神社明細帳の起債によると「勧請年月日不詳然れども國史所載する小竹宮の旧跡にして昔時薗地内の紀小竹という所に鎮座ありしを延宝年間今の地に鎮座し、旧地を本宮或いは元八幡という」とある。

現在の境内地は、もと藩候徳川頼宣の別邸地、薗御殿跡に延宝6年(1678年)遷宮され、神殿の向きは神占により東向きとなしたのである。

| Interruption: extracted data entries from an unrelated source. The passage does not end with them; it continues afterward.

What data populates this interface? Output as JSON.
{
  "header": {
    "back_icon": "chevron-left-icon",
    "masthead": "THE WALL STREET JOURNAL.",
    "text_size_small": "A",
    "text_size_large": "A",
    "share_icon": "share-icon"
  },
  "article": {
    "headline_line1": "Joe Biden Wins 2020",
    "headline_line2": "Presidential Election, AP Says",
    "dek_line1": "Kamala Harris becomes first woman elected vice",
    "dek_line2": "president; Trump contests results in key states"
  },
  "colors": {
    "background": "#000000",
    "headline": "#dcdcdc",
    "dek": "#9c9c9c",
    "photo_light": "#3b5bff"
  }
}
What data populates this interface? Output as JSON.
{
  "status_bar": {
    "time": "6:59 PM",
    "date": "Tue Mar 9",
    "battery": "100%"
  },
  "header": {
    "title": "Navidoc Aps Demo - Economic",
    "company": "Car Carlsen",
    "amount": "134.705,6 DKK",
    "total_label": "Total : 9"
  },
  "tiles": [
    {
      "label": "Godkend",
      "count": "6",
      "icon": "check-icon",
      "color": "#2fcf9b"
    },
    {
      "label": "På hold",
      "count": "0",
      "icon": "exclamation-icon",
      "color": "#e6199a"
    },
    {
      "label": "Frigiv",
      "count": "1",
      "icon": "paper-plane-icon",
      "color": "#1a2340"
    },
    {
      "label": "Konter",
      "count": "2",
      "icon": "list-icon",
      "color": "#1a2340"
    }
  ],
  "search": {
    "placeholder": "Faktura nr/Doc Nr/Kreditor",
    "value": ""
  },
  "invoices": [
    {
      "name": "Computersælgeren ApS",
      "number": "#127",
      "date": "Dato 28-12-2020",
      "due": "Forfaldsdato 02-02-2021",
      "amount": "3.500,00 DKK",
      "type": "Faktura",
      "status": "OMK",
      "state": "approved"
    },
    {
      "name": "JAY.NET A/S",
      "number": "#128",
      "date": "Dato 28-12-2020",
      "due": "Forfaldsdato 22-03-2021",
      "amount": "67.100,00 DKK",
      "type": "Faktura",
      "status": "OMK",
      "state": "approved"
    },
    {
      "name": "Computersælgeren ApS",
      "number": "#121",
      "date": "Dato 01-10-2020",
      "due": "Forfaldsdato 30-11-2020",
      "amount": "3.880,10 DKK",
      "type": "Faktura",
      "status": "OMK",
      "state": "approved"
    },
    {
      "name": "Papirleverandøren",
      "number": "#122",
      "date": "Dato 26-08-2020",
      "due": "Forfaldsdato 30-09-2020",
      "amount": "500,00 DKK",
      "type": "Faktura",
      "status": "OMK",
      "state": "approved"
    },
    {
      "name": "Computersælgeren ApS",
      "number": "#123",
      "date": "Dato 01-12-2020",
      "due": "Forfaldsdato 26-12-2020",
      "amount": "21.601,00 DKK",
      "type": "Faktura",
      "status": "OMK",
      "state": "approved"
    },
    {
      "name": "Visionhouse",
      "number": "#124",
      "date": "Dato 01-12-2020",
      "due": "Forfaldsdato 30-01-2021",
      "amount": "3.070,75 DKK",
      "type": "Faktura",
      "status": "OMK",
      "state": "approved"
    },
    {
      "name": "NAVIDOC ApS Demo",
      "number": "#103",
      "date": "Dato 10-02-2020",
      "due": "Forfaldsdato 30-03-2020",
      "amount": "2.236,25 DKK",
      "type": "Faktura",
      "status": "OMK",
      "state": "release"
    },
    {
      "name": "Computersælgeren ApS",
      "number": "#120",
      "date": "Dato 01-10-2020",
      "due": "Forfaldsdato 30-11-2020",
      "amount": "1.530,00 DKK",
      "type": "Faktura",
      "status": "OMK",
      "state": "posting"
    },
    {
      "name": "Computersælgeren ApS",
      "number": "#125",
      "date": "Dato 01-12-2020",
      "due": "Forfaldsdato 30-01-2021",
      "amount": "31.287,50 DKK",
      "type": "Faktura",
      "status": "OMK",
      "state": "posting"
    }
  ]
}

当社例祭は「御坊祭」ともいわれ、各氏子組には獅子屋台と四ッ太鼓と呼ばれる太鼓台があり、祭礼当日には、けほん踊り・雀踊り・奴踊等が奉納され、獅子舞が演じられる。また、「けほん踊」は和歌山県無形文化財(第1号)に指定され、国の記録選択無形民俗文化財にもなっている。「雀踊」は和歌山県無形民俗文化財に指定されている。